Sports can become more dangerous

Climate change can – in many ways – make sports more dangerous for the athletes. The world athletics championship in Doha took place in extreme heat. In the women’s marathon, there was strong criticism after almost half the runners had to withdraw. Simirially, long tennis matches in extreme heat in the Australian Open has led to criticism. In 2014 the Croatian tennis player Ivan Dodig said he “feared he might die” after playing in 41,5 Celsius.

The Game Changer report found that “of all the major pitch sports, cricket will be the hardest hit by climate change.” While the game isn’t the most physically intensive, it is the longest with matches lasting up to eight hours. Cricketers have collapsed in international tournaments held in India due to high temperatures. Such impacts on athletes may be stories to watch out for. Other sports are affected in different ways. The report “Slippery slopes” by Sports Ecology, shows how a lack of snow poses dangers for athletes. Both the lack of natural snow and the use of artificial snow increase athletes’ injury risk. 

Flooding in Kolkota. Dibakar Roy / Unsplash

Young sportswomen from agrarian families are grappling with mental health issues linked to the various impacts of the climate crisis on their lives, including increased financial distress caused by crop loss, mounting debts, and lack of nutrition, among others. Photo: Sanket Jain

Many athletes are “super emitters”

It’s not about pointing the finger at athletes, but about analysing how their footprint could be improved so that they continue with their activities with a more positive impact, and even how they could take advantage of that to share it with their fans and raise awareness. In other words, no one wants to speak badly about Messi, but we would all love for Messi to talk about climate change.

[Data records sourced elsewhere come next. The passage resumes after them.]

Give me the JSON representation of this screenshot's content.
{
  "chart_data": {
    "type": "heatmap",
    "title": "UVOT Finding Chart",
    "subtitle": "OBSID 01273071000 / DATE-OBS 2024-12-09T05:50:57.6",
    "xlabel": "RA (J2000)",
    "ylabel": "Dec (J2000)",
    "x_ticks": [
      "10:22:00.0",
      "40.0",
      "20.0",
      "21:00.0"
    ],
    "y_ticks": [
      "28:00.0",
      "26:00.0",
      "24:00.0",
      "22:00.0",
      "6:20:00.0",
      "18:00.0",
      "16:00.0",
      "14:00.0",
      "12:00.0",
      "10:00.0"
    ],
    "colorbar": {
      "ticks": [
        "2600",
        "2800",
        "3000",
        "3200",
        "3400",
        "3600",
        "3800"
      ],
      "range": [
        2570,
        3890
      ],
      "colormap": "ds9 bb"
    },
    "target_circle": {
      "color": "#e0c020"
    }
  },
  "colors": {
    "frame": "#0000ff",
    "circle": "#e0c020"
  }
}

Local sports culture will change

Climate impacts will change local sports culture, too. For instance, it can shorten the skiing seasons in the Nordic region, as the Norwegian meteorological office has documented, to affect wrestling matches and the wrestlers’ mental health in rural India, as reported by PARI. A climate story can be found in most outdoor activities and local sporting cultures. Such stories will resonate with local readers, and reporting on them can help make local connections to climate change. These stories are opportunities for investigations. Using local citizens and athletes as protagonists can help readers identify with the story. 

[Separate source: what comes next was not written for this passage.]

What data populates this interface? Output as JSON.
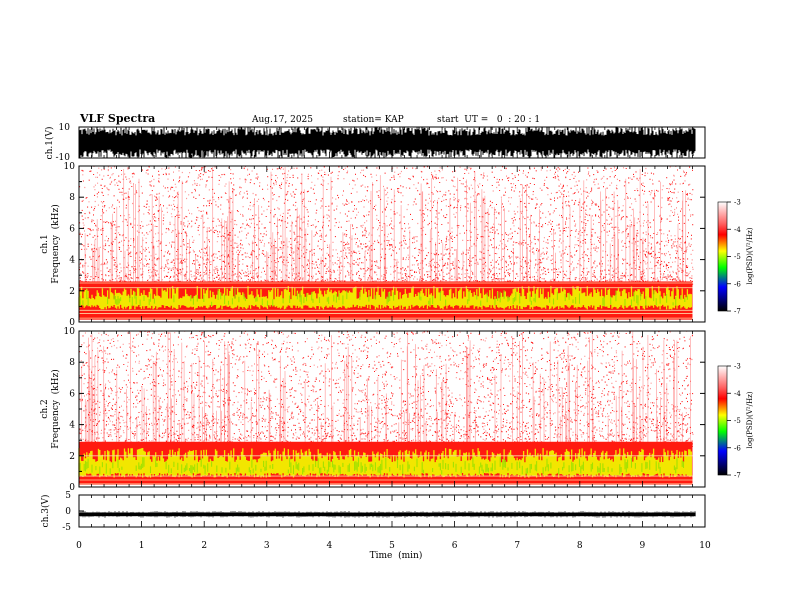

Sports infrastructures needs to be adjusted

Climate change is affecting sports infrastructure and the way players practise, fans join the games and the whole sports industry. For instance, cricket stadiums in the Caribbean West Indies, where the sport is popular, were damaged badly by the 2017 Hurricanes Maria and Irma. Earth.Org reported that players migrated as they lost their homes and fields were no longer viable for the sporting events. They had to raise funds to rebuild the infrastructure. 

In another example, stadiums at the Qatar FIFA World Cup had energy-consuming cooling systems to tackle extreme heat. There are also the UNFCCC Sports For Climate Action, a coalition of sports and other organisations working on this issue, or trying to. 
Sports can be the perfect opportunity to connect audiences with climate change. Ask, as The Conversation did, with climate change, will there still be a soccer World Cup in 2100?